Hace apenas unas horas que habéis partido de nuevo a Oriente con lo cual no volveréis a aparecer por aquí hasta dentro de un año. Quizá haya sido éste un año más fácil para vosotros, pues la dichosa crisis no deja el horno para muchos bollos y vuestros sacos habrán sido mucho más ligeros que en ocasiones anteriores. Me gustaría, antes de que andéis demasiado lejos, enviaros mi carta personal para que, en caso de tener unas horas antes de llegar a vuestro destino, me podáis hacer un pequeño favor: repartir algunos regalos más, en forma de mensajes.
Me gustaría que entregarais cierto optimismo a todo aquel que sigue creyendo que detrás de cada oportunidad sigue habiendo una calamidad. Entregadles un paquete donde se puedan leer bien claro tres mensajes fundamentales: la causa de los problemas se debe a circunstancias superables; los malos momentos son inestables, de manera que no duran eternamente y no hay que abandonarlo todo si falla algo en particular.
En segundo lugar, os agradecería la entrega de ciertas etiquetas para poder pegarse en la frente en las que se pudiera leer: me acepto. Entregad esta dosis de aceptación a todo aquel que durante este año se haya olvidado de dedicar tiempo para el autoconocimiento, de evaluarse de forma positiva, de considerar que los errores forman parte del aprendizaje y, en la mayoría de los casos, del pasado. En definitiva, a quien haya olvidado desarrollar todas sus capacidades y recursos, creyendo que ni siquiera merecía la pena intentarlo.

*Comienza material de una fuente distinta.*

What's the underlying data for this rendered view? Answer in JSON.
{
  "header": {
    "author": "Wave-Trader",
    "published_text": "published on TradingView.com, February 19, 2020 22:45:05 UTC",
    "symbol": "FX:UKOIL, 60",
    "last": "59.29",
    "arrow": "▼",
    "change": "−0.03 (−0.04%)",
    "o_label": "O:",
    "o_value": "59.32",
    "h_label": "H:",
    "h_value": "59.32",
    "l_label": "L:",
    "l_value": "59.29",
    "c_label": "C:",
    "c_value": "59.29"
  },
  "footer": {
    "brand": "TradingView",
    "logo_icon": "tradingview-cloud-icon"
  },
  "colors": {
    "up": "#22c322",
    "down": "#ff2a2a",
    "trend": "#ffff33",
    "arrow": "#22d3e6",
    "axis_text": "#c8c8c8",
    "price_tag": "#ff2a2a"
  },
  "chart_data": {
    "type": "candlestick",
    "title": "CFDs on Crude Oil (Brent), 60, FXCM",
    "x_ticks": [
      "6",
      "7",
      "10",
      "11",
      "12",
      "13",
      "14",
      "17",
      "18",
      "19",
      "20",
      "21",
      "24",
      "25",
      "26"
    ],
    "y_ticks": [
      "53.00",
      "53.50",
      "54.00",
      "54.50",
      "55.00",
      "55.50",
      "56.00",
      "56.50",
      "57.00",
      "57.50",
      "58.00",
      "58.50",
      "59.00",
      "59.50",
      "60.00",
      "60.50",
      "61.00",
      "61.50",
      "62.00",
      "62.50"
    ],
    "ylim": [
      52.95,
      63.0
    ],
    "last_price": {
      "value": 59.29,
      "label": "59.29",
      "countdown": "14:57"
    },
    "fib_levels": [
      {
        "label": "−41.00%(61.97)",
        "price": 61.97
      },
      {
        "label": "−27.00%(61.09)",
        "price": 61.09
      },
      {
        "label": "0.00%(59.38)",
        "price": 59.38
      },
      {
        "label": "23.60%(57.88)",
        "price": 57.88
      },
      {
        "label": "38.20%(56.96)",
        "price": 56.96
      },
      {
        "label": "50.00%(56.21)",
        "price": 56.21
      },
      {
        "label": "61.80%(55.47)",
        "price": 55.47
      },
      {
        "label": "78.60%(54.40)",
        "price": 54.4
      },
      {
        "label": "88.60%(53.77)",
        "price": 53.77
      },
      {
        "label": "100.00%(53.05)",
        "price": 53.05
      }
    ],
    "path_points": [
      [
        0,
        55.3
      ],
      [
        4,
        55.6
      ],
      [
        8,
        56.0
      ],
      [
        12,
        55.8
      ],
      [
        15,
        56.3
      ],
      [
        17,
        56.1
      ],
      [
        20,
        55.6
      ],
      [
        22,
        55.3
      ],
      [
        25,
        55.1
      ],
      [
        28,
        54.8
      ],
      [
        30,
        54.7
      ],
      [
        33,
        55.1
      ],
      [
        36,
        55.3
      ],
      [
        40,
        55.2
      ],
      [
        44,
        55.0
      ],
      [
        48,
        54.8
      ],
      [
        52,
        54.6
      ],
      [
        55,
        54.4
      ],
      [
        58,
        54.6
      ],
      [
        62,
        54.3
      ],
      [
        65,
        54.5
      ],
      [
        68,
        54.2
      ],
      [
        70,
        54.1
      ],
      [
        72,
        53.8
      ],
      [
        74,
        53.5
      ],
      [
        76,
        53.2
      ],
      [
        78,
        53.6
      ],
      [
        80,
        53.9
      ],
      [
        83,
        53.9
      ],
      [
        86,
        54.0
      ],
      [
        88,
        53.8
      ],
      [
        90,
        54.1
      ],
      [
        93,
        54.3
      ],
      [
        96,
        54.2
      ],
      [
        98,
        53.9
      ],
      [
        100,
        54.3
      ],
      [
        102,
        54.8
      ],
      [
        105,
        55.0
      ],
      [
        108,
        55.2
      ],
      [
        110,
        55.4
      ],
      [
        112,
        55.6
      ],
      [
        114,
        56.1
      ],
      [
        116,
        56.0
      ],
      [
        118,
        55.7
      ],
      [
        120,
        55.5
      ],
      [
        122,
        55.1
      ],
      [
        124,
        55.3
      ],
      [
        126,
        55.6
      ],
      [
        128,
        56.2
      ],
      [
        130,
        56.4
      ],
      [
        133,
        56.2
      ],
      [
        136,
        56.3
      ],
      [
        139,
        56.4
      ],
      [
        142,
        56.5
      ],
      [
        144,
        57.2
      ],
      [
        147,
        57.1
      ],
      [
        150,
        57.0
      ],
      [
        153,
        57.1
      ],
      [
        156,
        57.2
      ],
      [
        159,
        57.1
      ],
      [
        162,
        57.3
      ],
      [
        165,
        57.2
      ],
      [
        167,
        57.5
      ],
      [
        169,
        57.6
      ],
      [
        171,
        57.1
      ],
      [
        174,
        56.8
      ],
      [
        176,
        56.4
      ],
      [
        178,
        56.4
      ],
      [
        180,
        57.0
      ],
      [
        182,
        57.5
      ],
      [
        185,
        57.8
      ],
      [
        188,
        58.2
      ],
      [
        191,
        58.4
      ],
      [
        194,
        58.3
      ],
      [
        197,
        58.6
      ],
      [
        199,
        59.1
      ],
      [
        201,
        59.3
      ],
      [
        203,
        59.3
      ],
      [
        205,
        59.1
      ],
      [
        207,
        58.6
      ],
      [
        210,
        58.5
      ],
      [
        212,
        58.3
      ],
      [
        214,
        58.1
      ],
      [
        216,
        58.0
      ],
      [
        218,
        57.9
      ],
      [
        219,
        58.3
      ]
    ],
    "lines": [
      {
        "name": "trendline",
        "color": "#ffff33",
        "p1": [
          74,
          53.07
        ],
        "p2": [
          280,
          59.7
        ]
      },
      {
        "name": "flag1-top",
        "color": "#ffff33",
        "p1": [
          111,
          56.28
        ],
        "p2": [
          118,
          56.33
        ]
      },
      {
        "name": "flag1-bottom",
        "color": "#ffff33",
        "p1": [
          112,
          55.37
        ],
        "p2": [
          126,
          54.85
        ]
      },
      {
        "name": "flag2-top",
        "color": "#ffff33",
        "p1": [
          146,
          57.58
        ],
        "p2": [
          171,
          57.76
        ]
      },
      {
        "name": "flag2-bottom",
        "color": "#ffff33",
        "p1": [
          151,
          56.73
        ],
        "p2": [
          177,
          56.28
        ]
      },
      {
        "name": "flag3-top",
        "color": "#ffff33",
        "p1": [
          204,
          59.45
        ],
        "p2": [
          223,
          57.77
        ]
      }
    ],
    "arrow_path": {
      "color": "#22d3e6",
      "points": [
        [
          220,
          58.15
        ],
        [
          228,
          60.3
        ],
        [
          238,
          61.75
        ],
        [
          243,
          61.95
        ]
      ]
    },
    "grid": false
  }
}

El tercer regalo es para todos los que están sufriendo. Entregad el presente envuelto en el mejor de los papeles porque cuando lo desenvuelvan deben encontrar las palabras de apoyo de todos cuantos les rodean pero también el mensaje de que seguir huyendo del sufrimiento es empresa inútil. Dadles así una buena entrega de afrontamiento. Que el regalo les sirva para recordar que sólo podrán salir del sufrimiento si lo experimentan y aceptan porque es la mejor forma de mirarle a la cara y empezar a actuar para combatirlo.
Una bolsa bien alegre y jugosa, como si de golosinas se tratara, para todos aquellos que piensan demasiado. Dentro de ella deben encontrar tiempo para poder evadirse, disfrutar de todo aquello que solían hacer y han dejado de hacer. De manera que la mayoría de problemas que han causado, fruto de su hiperreflexividad, se convierta en alternativas positivas de cambio y reflexión adaptativa. Que piensen pero que actúen. Que no se dejen la segunda parte de la fórmula.
Por último, y no escatiméis en tiempo ni papel, dejadnos una buena dosis de motivación para el cambio. Que nos quede bien claro que dentro del regalo está la responsabilidad de cada uno de nosotros para ser dueños de nuestras vidas y cumplir nuestros sueños. Que cada vez que lo veamos nos neguemos a seguir escudándonos en compromisos inútiles o en la falta de tiempo. A ver si de una vez por todas nos convencemos de que todo lo que hacemos depende en gran medida de nuestras decisiones, que no de nuestras condiciones. Éstas últimas no son más que barreras autoimpuestas.
Dejadnos al menos un año de prueba y cuando volváis, si no hemos hecho mucho caso, no tendréis más remedio que dejarnos una buena dosis de carbón, aunque esto último, desgraciadamente, lo sabemos hacer todos muy bien durante todo el año.
Muchas gracias por todo y feliz viaje de vuelta.